Research Projects 2001-2005

Between 2001 through 2005, AFWG members developed the theoretical formulations of AFWG research projects. From this collaboration emerged the initial contours of three research project working groups: Bordercrossings, War and Displacement; Public Discourse, Representations, and Ideologies; Women, Work, and Well-Being.

After being awarded major research grants from the Ford Foundation and International Development Research Center (IDRC), AFWG launched its empirical research in 2003. Below is a description of the three research project working groups. 

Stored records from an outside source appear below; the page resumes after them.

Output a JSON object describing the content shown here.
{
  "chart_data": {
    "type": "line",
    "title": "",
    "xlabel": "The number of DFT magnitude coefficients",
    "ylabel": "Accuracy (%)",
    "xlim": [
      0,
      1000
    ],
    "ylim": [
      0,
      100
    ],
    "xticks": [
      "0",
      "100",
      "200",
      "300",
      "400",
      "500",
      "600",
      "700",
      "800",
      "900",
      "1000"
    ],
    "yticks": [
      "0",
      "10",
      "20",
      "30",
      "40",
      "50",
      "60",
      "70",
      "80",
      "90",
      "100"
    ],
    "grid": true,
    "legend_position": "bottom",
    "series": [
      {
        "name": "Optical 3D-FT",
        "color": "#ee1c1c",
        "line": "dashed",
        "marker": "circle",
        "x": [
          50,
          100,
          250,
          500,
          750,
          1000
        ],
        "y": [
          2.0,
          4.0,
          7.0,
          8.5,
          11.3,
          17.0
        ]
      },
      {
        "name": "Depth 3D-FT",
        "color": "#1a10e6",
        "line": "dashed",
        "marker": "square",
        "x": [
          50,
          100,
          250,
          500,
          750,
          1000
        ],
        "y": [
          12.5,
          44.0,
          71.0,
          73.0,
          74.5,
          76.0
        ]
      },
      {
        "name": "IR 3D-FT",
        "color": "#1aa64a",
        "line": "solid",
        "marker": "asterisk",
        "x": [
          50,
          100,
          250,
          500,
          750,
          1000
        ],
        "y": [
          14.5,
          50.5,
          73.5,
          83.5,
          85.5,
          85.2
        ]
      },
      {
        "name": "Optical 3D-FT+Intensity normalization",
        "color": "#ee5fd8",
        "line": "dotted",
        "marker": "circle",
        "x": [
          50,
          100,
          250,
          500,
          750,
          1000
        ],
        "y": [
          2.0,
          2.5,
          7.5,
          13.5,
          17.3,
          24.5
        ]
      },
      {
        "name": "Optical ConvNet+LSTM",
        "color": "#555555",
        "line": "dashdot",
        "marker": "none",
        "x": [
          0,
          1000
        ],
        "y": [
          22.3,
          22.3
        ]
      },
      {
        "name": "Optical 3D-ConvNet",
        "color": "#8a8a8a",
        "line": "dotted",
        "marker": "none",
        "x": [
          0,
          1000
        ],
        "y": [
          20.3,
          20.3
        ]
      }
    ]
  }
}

(1) Bordercrossings, War and Displacement

Researchers: Rabab Abdulhadi; Leila Bisharat; Ibrahim Elnur; Ray Jureidini; Eileen Kuttab; Jihad Makhoul; Nadine Naber

This Research Project Group seeks to understand the ways in which processes of migration and displacement shape the ways in which Arab families are constructed, imagined and experienced. Exploring multiple diasporic sites in which public private boundaries of Arab families are reshaped and restructured differently, this project focuses on two key areas in the study of diasporic Arab families. First, we focus on the political economy of Arab families. Second, we focus on the cultural processes involved in the making of Arab families with a particular interest in the imagining and remembering of "home" and "homeland," as well as "memory," "language," "artifacts," and "yearning." In particular, we are interested in the ways that displaced/migrant families live and interact with their social and political contexts, including the emerging race, class, and gender intersections within those locations. To this end, we highlight the inter-family dynamics, including marriage patterns and child-rearing, as centered by diasporic ties. We also explore the agency of family members and the ways that cultural identities are central sites where Arab families are imagined and experienced. Finally, we are interested in the creative and innovate means enabled by different socio-cultural contexts and articulated or experienced by family members, including survival strategies and coping mechanisms. 

Through this framework, each project addresses the ways in which the "private" is not an isolated, separate sphere but is constantly shaped and reshaped by socio-political structures. The key shifts in the gendering of public/provate boundaries that we explore are those related to: (1) the division of labor; (2) decision-making; (3) the formation of fictive and non-fictive kinship structures; and (4) the negotiation of survival and coping strategies. By taking different contexts and different historical circumstances of displacement seriously, this project highlights the effects of global political economies on the production of changing familiy boundaries. In doing so, this research inserts the global into Arab familiy studies from a gender studies perspective.

 

(2) Public Discourse, Representations, and Ideologies

Researchers: Josette Abdalla; Lina Abu-Habib; Lamis Abu Nahleh; Soraya Altorki; Dina Craissati; Hoda Elsadda; Barbara Ibrahim; Penny Johnson; Suad Joseph; Samia Mehrez; Annelies Moors; Martina Rieker; Sahar el Tawila; Malak Zaalouk; Zeina Zaatari

The Arab Families in Public Discourse, Representations, Ideologies Research Project Group explores ways in which representations of families impact upon policies and social practices in comparative regional frameworks.  The project focuses on three areas in particular:

  • Representations of families in public policy, media, educational institutions and literature Discourses of family law and marriage contract practices, and Ideologies of citizenship and the roles assigned to families and children within them, including the socialization and development of children.

 

(3) Women, Work, and Well-Being

Researchers: Mona Khalaf; Marwan Khawaja; Afaf Meleis; Hoda Rashad; Naila Sabra; Hania Sholkamy; Huda Zurayk

This Research Project Group focuses on how families define and experience their individual and collective well-being. Emphasis is placed on women’s work and education as major forces shaping the realities and conditions of everyday life. The concern extends to different aspects affecting the quality of life of the surveyed families. The parameters used encompass among other concerns: gender dynamics, standards of living, coherence and integration, sense of satisfaction, leisure times, children welfare and development.  The study focused on two life cycle stages: an early stage of a couple with young children and a later stage of a couple with adult children.